Say you had 10 animals. You feed 5 of them a supplement, and the others you leave alone.

If all 5 animals that had the supplement survive while the other 5 all die, then you’re pretty sure that the supplement was a good thing. You don’t know if it was just slightly better or very much better, but somewhere in that ballpark.

Or supposed that 3 animals you did not give the supplement to died but only 2 of the animals you did give the supplement to died. Because there’s closer together, it’s hard to tell whether the supplement helped or not. That’s because the variance, the error bars, the uncertainty around your statistics is too big with such a small sample size.

If there isn’t a big effect, then you need a much larger sample size to determine whether there is an effect at all. The larger sample size gives you more precise results with less variance / error bars / uncertainty. So you can tell whether or not it’s a good idea to feed that supplement to the animals.

Too often you’ll hear about a study that says “Do X and Y will happen” or something like that. It’s not easy to determine whether they are telling the truth or not. Especially when the company touting the results is aiming to make a lot of money, or more and more money as people believe what they say.
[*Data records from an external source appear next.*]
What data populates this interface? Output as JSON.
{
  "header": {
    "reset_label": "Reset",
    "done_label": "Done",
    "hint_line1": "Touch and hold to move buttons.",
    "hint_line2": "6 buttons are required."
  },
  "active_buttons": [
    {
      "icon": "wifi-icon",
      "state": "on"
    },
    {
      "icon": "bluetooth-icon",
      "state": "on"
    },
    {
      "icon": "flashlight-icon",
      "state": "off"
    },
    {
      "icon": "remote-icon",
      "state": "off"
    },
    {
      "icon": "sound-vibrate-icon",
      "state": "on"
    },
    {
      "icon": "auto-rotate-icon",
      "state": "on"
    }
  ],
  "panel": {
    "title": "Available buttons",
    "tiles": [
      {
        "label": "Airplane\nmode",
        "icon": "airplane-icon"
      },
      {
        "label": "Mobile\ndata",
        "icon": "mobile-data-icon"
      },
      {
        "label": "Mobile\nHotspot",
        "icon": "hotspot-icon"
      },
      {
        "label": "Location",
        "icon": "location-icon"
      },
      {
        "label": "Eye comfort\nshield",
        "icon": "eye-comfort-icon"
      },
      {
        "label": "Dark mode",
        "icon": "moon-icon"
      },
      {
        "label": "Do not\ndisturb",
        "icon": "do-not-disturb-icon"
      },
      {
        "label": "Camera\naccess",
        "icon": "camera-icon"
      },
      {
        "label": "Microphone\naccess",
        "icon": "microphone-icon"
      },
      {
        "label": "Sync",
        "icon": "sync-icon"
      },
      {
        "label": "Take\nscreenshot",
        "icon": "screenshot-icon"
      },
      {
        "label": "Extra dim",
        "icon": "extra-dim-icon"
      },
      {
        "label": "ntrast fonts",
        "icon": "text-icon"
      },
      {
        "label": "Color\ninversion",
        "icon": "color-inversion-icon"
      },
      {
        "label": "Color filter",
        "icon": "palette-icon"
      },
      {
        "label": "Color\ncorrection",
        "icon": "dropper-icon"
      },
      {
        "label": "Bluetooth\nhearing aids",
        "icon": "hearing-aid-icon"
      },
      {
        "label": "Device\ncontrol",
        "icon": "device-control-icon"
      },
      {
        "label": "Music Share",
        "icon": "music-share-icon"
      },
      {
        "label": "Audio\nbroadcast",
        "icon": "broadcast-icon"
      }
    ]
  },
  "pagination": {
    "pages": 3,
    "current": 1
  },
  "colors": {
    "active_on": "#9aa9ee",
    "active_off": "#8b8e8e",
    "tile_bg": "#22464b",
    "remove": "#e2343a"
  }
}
It’s important to read the study and figure out whether they had significant results or not. It’s also important to read what they actually did in the study, to make sure they’re not comparing apples to oranges.

In the end it’s up to us to figure out what is really true and what is just made up nonsense. Understanding sample sizes and significance can go a long way to that end.

You’ll note that much of the time you’ll hear “the results were not significant” when people report on a study. More often than not, that’s the reality: we just don’t know if there was a real effect or not — further research with larger sample sizes are needed.